It is said that her ghost walks far and wide over Nomansland Common; it haunts the hidden staircase at Markyate Cell and she can be heard riding all over the countryside. Her horse is black with white blazes, or in other versions, ghostly white. She has been seen swinging from the sycamore tree below which lies the treasure she stole. Though her body is buried in Ware she is a much travelled and troubled spirit; it is the stuff of folklore.

There is nothing to connect Katherine with the crime of highway robbery. She was born into a wealthy family and married into another. By an accident of birth she found herself in the middle of a Civil War in which family fortunes were lost and family life ruined. The Fanshawe’s were rewarded by Charles II with the title of Viscount Fanshawe; father and son both represented Hertford in Parliament. Katherine on the other hand, found herself the target for unspeakable crimes. History has not served her well. I think it is time to let her rest in peace – as Lady Katherine Ferrers.

A shortened version of this article was published in Hertfordshire Countryside July 2002. Then in 2003 I was contacted by the current Fanshawe family who forwarded me the copy of Katherine’s portrait. They also referred me to a family history written by Herbert Fanshawe in 1927 but which draws heavily on Lady Ann’s memoirs.

He states that ‘she died at the age of 26 in June, 1660, immediately after Lady Fanshawe had been with her at her lodging in the Strand on the occasion of the celebration of the return of King Charles II to his capital on the 29 of May.’

Katherine’s husband was imprisoned by Cromwell in 1659 following the Booth uprising in the North and not released until February 1660. At the most, four months is a short pregnancy for a child to have survived in those times. Legend says she was shot and died from loss of blood at Markyate Cell. Possibly not. Possibly from a miscarriage which has been discussed above.

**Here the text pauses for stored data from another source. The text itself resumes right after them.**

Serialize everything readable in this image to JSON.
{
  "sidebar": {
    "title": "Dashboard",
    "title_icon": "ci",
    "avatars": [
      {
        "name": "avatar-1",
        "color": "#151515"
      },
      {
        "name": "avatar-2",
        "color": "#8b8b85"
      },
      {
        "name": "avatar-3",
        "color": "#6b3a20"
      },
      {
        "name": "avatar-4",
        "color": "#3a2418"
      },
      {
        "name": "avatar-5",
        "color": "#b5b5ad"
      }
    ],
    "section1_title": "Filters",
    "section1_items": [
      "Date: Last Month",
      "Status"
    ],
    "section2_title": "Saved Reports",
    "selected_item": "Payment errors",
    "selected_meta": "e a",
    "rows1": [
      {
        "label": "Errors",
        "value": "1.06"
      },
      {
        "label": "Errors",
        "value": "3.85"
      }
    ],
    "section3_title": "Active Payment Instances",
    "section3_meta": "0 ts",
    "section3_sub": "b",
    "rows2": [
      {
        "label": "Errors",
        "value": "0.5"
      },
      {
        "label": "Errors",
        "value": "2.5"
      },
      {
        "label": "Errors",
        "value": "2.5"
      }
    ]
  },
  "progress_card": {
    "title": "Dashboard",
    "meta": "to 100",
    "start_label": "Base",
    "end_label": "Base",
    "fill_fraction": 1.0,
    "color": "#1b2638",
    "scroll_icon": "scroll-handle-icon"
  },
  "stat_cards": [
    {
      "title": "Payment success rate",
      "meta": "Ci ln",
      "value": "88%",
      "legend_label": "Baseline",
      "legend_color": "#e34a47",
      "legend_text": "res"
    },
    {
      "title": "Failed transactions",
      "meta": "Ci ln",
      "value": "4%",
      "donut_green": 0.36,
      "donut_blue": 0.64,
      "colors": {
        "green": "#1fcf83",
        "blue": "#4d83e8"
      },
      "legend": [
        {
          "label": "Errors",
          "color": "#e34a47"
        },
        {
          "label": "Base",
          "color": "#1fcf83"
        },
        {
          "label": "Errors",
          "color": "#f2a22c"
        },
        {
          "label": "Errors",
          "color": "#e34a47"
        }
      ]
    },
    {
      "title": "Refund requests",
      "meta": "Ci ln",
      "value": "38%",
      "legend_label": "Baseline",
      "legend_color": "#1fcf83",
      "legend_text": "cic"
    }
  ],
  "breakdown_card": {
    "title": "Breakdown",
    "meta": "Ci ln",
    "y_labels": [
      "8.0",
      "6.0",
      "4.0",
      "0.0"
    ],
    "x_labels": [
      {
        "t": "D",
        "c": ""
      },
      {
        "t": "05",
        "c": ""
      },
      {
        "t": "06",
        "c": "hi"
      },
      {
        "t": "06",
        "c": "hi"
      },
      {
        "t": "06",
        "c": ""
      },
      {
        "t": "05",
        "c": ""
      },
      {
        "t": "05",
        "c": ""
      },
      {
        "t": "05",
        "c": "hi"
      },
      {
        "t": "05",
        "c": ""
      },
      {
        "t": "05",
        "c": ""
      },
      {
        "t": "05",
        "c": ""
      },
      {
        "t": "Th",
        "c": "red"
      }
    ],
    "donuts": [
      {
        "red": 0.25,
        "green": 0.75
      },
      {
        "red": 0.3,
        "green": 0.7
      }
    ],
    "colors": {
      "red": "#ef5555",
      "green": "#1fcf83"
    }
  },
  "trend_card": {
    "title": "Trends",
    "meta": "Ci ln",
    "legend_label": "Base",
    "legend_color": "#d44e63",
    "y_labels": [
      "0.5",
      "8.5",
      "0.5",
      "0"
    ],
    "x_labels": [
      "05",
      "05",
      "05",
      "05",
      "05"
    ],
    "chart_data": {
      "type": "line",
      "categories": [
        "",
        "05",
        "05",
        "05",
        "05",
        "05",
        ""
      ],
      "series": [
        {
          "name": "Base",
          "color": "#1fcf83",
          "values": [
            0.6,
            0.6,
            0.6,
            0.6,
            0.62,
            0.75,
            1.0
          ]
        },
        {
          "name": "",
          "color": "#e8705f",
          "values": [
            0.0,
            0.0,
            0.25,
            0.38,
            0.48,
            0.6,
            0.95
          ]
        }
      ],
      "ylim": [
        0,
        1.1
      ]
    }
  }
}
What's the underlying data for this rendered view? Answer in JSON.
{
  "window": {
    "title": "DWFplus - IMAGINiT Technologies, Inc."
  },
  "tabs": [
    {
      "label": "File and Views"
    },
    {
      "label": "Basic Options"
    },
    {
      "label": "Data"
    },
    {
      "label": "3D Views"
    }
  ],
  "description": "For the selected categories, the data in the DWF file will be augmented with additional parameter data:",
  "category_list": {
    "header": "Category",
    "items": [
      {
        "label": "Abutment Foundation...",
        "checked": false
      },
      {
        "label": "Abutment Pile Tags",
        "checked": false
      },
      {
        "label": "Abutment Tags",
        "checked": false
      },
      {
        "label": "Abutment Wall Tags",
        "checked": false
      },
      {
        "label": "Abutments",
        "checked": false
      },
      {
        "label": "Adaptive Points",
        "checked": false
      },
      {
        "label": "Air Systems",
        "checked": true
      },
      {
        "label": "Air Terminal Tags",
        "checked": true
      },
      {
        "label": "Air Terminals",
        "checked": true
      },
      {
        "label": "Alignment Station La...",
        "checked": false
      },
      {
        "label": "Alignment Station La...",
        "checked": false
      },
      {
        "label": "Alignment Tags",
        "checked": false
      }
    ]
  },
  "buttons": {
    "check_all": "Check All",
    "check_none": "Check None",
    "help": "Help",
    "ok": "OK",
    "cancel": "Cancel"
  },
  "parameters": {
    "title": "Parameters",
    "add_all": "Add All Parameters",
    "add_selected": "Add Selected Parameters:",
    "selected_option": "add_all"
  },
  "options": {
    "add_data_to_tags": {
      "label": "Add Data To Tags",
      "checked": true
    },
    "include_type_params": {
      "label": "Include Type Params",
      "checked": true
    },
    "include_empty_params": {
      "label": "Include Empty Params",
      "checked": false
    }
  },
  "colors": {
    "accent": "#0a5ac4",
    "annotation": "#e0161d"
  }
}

I have since been contacted by the curator of the Valence House Museum who was able to confirm that in 2003 when Robin Fanshawe contacted me the painting was still in the hands of the Devonshire branch of the family. However, in 2004 the portrait came to Valence House Museum to join the other 48 Fanshawe portraits given in 1963. There are portraits of her husband Thomas and her step-father Simon. Portraits of many of the Fanshawe’s are held at the Valence House Museum.